Our river has begun its final descent to the sea. I’m a big fan of cities at river mouths, for some reason: New York, Philadelphia, Buenos Aires, Amsterdam. And even seaside places that don’t have a major river by them: Barcelona, Rio de Janeiro, San Francisco. Paris and London and Montreal are all lovely, but there’s too much land around; I love a good marine vista. There’s something about allowing the water to parcel us up that has an implicit (and sometimes misplaced) trust in nature, but also an assertiveness in catching ourselves between land and sea, in the hopes of taming both. We rely on both for survival, and have managed to turn both into mechanisms of trade and development. Or maybe it’s just that now and then we need something to gaze at which is impossible to turn busy: you need a lot of ships and swimmers to make the ocean as distracting as developed earth. People can approach such a city from all directions, and so many factors come together to make them grow, sometimes more than they should, but always in a way that seems relatively effortless.

Such a metropolis is ripe with things to appropriate for poems. If you don’t live in such a place, don’t worry: our exercise today does not rely on firsthand/current experience with it. Think back to those prompts when I asked you to grow things along the edges of a river, using its water. Rather than growing, this time we are going to allow things to come to the river; and remember, the nature of the current has changed, twisted, amplified. Go out and do some gathering in your everyday: try to find twenty items for a list, be they concrete items, abstract ideas, everyday moments, unique experiences, bodily feelings, momentary emotions, or random musings. I recommend standing up and walking around (as Miz Quickly also has you doing today), through a park, a garden, or some other liminal space between the natural and the urban. See how the built collides with the unbuilt, and make note of the interactions that take place.

With that spirit held close, begin to go through your poems this week and see how they reflect the river itself, that line of theme and image that’s been increasing its velocity. Which of the items in your list will be nourished by that stream‘s water? If you noticed a man polishing hubcaps this morning, it may not fit with iconoclastic grief, but if you saw warblers tearing yesterday’s paper to shreds, that could be perfect. Let’s say that for my biological process in the world theme, I came across bees swarming around a dead pigeon, taxicabs nearly colliding, and a woman, topless, smoking on her fire escape. The middle one probably wouldn’t work very well, but the other two have potential. Explore the interaction between these found moments and the theme in question; I know we’ve been doing a lot of resonating of this kind, but my goal is that it puts you in a state of mind to perceive and be ready to investigate such correspondences.

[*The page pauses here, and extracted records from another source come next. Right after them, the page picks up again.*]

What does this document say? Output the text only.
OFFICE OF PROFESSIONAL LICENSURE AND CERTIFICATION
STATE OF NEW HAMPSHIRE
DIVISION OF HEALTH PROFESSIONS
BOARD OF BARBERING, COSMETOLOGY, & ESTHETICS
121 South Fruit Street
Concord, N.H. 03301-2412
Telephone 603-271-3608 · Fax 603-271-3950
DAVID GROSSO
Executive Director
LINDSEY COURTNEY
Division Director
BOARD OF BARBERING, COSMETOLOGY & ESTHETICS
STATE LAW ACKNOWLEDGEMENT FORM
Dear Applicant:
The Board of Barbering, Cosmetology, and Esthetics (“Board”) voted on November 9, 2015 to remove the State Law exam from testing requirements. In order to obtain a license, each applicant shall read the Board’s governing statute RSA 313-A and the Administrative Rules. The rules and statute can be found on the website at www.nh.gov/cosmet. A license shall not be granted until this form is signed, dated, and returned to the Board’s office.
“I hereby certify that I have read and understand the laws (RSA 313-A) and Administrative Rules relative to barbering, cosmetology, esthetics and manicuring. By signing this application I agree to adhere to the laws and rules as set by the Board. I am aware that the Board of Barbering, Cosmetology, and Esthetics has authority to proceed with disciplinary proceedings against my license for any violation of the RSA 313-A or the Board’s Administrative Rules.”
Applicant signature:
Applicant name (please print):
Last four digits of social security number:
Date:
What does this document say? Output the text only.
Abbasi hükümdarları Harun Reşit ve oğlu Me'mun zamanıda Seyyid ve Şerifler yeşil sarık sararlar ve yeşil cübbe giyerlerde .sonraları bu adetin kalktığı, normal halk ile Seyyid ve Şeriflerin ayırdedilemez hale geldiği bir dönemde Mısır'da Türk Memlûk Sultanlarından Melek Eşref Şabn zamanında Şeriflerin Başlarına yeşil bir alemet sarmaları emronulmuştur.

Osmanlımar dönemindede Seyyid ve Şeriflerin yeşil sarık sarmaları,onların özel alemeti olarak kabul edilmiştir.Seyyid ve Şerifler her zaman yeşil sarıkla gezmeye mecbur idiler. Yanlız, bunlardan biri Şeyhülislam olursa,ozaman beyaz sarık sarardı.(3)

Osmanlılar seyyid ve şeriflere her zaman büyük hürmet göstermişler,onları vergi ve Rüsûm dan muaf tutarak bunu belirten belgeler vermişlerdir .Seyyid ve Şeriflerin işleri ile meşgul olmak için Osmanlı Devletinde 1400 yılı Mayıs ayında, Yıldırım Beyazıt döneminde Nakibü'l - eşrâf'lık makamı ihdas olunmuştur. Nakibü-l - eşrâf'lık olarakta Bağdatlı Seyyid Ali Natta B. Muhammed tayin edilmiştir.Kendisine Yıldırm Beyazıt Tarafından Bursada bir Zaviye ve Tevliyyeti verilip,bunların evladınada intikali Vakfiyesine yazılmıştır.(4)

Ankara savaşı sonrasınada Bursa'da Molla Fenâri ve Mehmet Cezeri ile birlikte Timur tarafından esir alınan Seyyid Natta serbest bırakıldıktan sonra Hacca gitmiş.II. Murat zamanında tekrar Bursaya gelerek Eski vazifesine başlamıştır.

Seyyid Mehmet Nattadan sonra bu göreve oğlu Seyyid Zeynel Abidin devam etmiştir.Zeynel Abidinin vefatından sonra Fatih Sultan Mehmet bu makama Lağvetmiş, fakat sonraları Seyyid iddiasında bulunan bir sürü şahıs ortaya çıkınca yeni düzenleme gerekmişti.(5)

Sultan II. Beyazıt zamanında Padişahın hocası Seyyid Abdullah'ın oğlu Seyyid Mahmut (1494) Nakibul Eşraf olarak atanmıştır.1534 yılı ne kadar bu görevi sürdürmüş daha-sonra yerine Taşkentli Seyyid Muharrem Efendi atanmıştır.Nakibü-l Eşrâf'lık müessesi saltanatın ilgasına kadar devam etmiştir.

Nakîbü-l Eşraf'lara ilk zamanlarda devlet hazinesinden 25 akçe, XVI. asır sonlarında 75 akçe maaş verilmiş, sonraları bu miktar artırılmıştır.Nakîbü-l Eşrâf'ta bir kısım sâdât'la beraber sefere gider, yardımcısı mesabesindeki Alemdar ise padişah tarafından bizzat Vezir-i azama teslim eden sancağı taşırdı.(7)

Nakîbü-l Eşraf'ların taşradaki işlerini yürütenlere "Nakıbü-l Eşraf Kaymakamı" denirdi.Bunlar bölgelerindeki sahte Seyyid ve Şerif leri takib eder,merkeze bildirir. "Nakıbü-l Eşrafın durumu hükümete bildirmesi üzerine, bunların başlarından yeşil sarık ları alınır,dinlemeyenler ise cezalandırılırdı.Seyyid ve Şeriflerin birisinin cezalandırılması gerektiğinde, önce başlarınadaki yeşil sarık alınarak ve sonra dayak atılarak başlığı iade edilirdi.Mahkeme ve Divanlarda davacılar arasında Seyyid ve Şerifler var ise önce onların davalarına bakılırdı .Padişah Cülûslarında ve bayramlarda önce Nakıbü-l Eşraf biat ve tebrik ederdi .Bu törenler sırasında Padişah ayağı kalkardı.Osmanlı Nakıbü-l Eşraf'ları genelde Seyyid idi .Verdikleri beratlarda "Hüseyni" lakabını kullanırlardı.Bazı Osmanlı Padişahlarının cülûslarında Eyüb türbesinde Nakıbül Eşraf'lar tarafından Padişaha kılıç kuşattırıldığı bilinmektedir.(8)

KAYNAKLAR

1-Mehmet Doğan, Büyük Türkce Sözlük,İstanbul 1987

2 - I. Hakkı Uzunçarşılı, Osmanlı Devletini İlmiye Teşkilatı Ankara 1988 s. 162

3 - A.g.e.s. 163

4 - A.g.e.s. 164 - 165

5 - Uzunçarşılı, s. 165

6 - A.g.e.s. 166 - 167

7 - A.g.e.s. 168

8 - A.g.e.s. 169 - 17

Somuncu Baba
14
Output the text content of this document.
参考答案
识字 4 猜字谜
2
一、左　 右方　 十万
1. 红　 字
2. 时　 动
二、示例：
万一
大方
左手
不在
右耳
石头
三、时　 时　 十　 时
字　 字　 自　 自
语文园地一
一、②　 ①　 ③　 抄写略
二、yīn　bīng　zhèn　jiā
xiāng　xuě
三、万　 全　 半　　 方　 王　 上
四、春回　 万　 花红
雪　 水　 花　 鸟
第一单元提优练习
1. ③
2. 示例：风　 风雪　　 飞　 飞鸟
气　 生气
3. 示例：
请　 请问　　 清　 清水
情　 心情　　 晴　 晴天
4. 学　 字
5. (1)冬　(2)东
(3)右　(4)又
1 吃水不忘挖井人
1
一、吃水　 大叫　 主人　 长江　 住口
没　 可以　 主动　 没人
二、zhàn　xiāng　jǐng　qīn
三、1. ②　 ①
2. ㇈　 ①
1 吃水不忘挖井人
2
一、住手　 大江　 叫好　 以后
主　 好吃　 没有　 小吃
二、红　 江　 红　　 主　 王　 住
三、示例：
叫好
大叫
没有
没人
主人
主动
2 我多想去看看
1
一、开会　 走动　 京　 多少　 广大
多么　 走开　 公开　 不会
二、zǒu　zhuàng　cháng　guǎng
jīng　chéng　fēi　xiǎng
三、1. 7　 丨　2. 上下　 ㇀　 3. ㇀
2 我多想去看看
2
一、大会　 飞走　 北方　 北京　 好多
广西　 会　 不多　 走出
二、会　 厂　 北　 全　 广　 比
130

Part of the charm of poetry is its ability to pick out the unexpected meanings; part of the charm of the river-as-city-aorta is that sooner or later, everyone wanders down to see it.

And for added masochistic shiggles, if you need a particular form challenge today, it is Day 26, so… maybe try an abecedarian, where each line of the poem starts with the next letter of the alphabet. (Start with whichever letter you want, and maybe circle back to the beginning in a final, 27th line.) Then show us what you’ve got!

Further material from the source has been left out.